Perhaps the most essential of all foods, bread is extremely gratifying to make and to eat. The basic ingredients of flour, water, salt and yeast can yield an enormous variety of loaves with a huge range of flavors, textures, and shapes. Bread has a reputation for being time consuming and difficult to make, but almost anyone can make a satisfying loaf. In fact, the actual hands-on time spent making bread is less than the average prep time for a meal.

To knead yeast dough - pulling and stretching dough helps develop its gluten and incorporate air, both necessary for the chewy texture and proper rise of good yeast bread. Don't be too gentle during initial kneading. The harder you work dough, the better the gluten develops.

Place your hands side by side on the dough and press firmly down with the heels, flattening the dough to about 1/2 inch thick. With your hands still side by side, grasp the far end of the dough and fold it back on itself, flattening again.
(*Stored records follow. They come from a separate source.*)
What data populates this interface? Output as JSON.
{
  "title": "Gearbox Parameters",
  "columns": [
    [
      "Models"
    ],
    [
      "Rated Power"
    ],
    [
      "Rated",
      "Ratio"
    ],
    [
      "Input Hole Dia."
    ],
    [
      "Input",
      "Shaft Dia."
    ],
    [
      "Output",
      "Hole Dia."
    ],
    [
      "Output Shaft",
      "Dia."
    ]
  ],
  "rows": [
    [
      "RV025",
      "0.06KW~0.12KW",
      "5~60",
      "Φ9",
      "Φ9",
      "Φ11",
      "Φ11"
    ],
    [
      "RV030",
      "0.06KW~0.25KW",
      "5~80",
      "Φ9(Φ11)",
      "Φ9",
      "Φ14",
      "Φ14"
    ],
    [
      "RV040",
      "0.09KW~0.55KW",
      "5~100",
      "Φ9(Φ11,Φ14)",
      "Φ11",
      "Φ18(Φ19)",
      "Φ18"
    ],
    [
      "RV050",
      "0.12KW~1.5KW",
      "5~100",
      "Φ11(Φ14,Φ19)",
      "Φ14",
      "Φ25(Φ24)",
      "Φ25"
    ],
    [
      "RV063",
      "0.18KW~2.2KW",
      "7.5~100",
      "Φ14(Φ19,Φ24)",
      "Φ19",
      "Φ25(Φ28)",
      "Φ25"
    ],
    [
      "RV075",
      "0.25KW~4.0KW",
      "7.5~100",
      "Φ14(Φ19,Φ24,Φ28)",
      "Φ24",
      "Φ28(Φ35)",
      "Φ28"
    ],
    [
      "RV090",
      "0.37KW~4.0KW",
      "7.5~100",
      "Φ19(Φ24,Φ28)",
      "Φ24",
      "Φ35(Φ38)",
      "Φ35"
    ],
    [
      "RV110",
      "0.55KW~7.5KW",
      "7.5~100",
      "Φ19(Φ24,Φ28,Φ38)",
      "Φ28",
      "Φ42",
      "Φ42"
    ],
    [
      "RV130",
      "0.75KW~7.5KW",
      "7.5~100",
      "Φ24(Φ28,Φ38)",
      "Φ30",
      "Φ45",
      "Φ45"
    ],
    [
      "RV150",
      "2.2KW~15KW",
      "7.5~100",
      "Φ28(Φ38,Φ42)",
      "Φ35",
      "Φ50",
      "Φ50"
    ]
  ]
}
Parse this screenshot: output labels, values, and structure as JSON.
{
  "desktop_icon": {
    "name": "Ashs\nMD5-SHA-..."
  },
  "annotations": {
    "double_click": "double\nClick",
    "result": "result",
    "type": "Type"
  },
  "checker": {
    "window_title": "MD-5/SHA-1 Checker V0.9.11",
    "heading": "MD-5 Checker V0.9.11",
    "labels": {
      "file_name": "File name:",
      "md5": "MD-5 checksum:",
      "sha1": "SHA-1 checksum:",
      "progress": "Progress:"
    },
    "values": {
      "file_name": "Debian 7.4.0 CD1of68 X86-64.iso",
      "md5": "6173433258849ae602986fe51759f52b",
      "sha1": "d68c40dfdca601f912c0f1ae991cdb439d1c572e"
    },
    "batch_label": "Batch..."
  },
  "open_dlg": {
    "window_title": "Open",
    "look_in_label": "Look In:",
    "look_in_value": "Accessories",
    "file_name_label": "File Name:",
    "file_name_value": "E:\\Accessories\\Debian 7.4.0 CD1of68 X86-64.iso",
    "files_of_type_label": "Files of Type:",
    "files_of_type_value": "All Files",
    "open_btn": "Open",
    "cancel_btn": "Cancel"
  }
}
Rotate the dough 1/4 turn and repeat. Continue kneading and rotating until the dough feels elastic, pliable and somewhat sticky.

To clean sticky scraps of dough from a work surface, scrape off with a plastic or metal pastry bench knife. Or use warm water and a woven mesh scrubbie. Avoid hot water, which "cooks" the dough and leaves a sticky mess. Also avoid using a sponge, which will quickly become clogged with dough.